A wānanga in Tauranga called Te Kura o Ngā Kuri a Tarawhata aims at revitalising the ancient art of non-instrumental traditional waka voyaging among youth. It's the first pilot wānanga of its kind. An ancient practice on the brink of extinction, tutor Jack Thatcher hopes that this school will breathe life again into waka voyaging.
Thatcher has been learning the art of ocean voyaging for most of his life. A practice he says is on the brink of extinction. He hopes to bring forth a new generation of sea navigators.
“All the students are keen, they're wanting to learn, and are I suppose are brave enough to want to have a go at all those things that make this a unique experience for them. Some of them may not have had this type of experience before.”

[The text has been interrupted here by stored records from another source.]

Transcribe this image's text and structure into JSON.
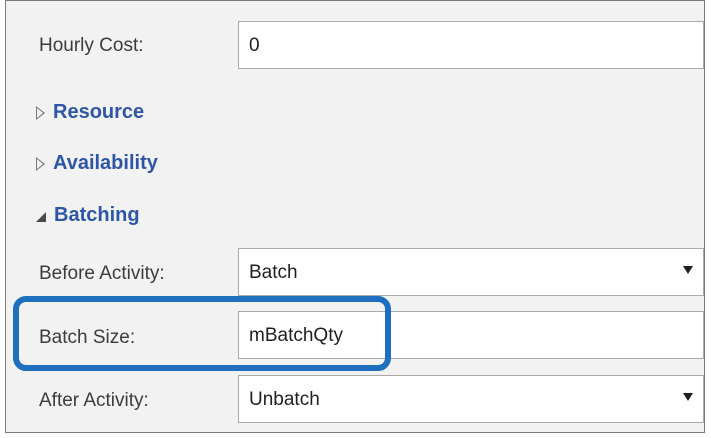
{
  "properties": {
    "hourly_cost": {
      "label": "Hourly Cost:",
      "value": "0"
    },
    "sections": {
      "resource": "Resource",
      "availability": "Availability",
      "batching": "Batching"
    },
    "before_activity": {
      "label": "Before Activity:",
      "value": "Batch"
    },
    "batch_size": {
      "label": "Batch Size:",
      "value": "mBatchQty"
    },
    "after_activity": {
      "label": "After Activity:",
      "value": "Unbatch"
    }
  },
  "colors": {
    "section_title": "#2e56a6",
    "highlight_border": "#1f6fbf",
    "panel_background": "#f2f2f2"
  },
  "icons": {
    "collapsed": "triangle-right-outline",
    "expanded": "triangle-down-filled",
    "dropdown": "chevron-down"
  }
}
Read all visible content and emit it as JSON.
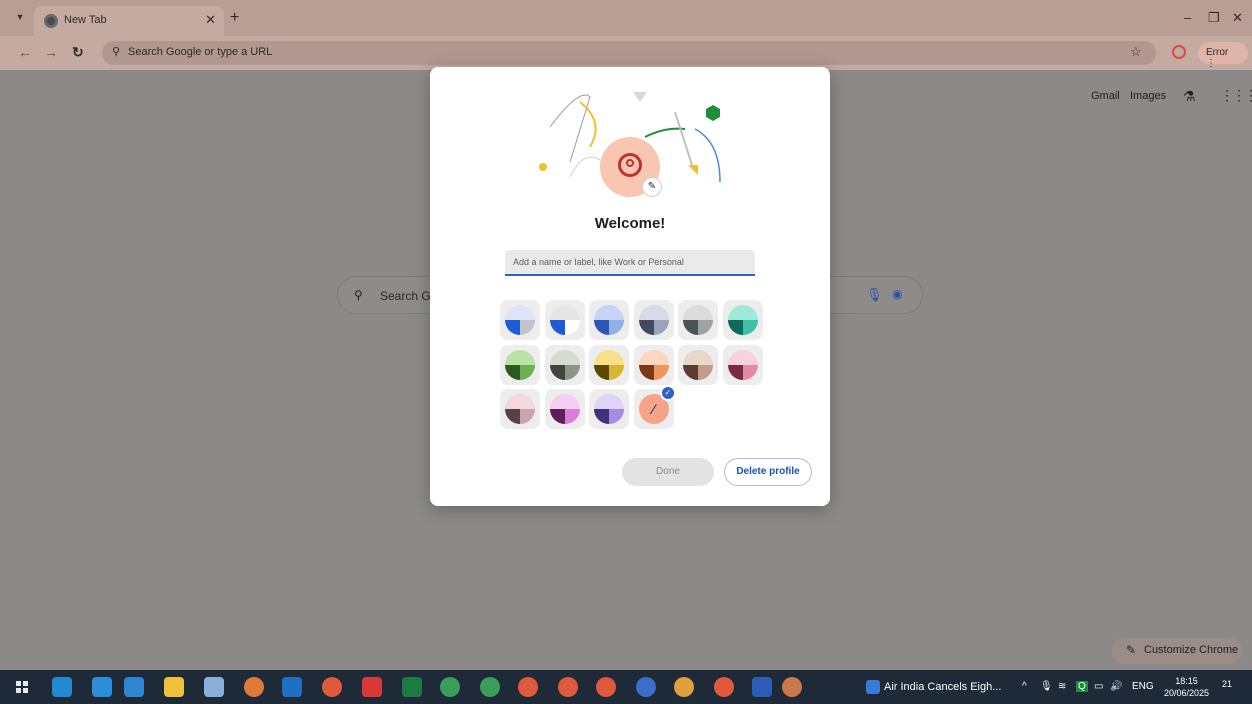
{
  "browser": {
    "tab_title": "New Tab",
    "address_placeholder": "Search Google or type a URL",
    "error_label": "Error"
  },
  "ntp": {
    "gmail_link": "Gmail",
    "images_link": "Images",
    "search_placeholder": "Search G",
    "customize_label": "Customize Chrome"
  },
  "dialog": {
    "title": "Welcome!",
    "name_placeholder": "Add a name or label, like Work or Personal",
    "done_label": "Done",
    "delete_label": "Delete profile",
    "color_swatches": [
      {
        "name": "swatch-blue",
        "c1": "#dde5f7",
        "c2": "#1e5bd6",
        "c3": "#c1c3c9"
      },
      {
        "name": "swatch-grey-blue",
        "c1": "#e6e6e6",
        "c2": "#1e5bd6",
        "c3": "#ffffff"
      },
      {
        "name": "swatch-light-blue",
        "c1": "#c7d4f6",
        "c2": "#2c55b6",
        "c3": "#8fb0e6"
      },
      {
        "name": "swatch-slate",
        "c1": "#d7dbe8",
        "c2": "#424a5e",
        "c3": "#9aa3ba"
      },
      {
        "name": "swatch-grey",
        "c1": "#dcdcdc",
        "c2": "#4a5558",
        "c3": "#9ba3a6"
      },
      {
        "name": "swatch-teal",
        "c1": "#9ee9d8",
        "c2": "#0f6b5d",
        "c3": "#3cc0a6"
      },
      {
        "name": "swatch-green",
        "c1": "#b9e2a6",
        "c2": "#2e5a1f",
        "c3": "#6fae55"
      },
      {
        "name": "swatch-sage",
        "c1": "#d7dcd0",
        "c2": "#3f463c",
        "c3": "#8c9485"
      },
      {
        "name": "swatch-yellow",
        "c1": "#f7e08a",
        "c2": "#5a4a00",
        "c3": "#d8b532"
      },
      {
        "name": "swatch-orange",
        "c1": "#fbd7c2",
        "c2": "#7a3a14",
        "c3": "#ee965e"
      },
      {
        "name": "swatch-beige",
        "c1": "#ead7cc",
        "c2": "#5a3d30",
        "c3": "#c29c88"
      },
      {
        "name": "swatch-pink",
        "c1": "#f7d1dc",
        "c2": "#7a2a3e",
        "c3": "#e58aa3"
      },
      {
        "name": "swatch-rose",
        "c1": "#f2d9dc",
        "c2": "#5a4044",
        "c3": "#c9a6ab"
      },
      {
        "name": "swatch-magenta",
        "c1": "#f4cdf4",
        "c2": "#5c1f5c",
        "c3": "#d97fd9"
      },
      {
        "name": "swatch-purple",
        "c1": "#e0d4f6",
        "c2": "#42307a",
        "c3": "#a38ce1"
      }
    ],
    "custom_swatch_color": "#f5a48a",
    "accent_color": "#2a62c9"
  },
  "taskbar": {
    "news_text": "Air India Cancels Eigh...",
    "language": "ENG",
    "time": "18:15",
    "date": "20/06/2025",
    "notification_count": "21"
  }
}
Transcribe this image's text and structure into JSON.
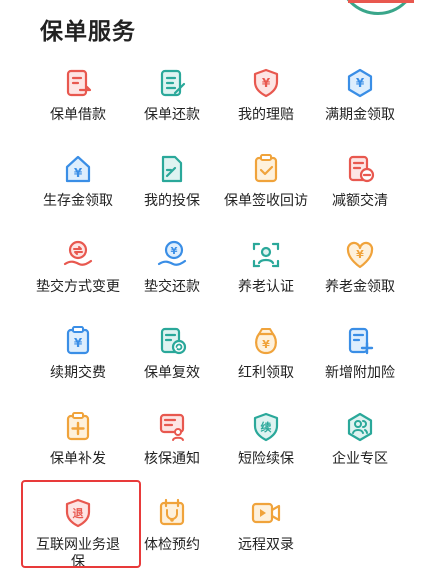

A pilot programme, the kura has been going for six months. As part of the last leg of the course the 15 students recently sailed to the East Coast.
“It's been awesome we had a great time, it's been totally awesome connecting with Tairāwhiti. We went to Wharekahika first, then down to Tokomaru, then into Uawa and lastly Gisborne and we probably had 300 or 400 kids apart of the programme during that time where they came on board”, says Thatcher.
The programme receives sponsorship from Toi Māori and koha from each student. Jack has high hopes for its future.
Thatcher says, “The Kura will be going for four years at least to graduate a new generation of navigators who will be keeping the legacy of Mau Piailug alive and their graduation will be in them all navigating Ngāhiraka to Micronesia.”
A practice close to the heart of Jack and his community, he says it's important to keep it alive.
“It's important to keep old knowledge alive. It's important so that we know what our heritage is, we know and can be proud of our tupuna because there's just too much, I suppose other things that get in the way of that.”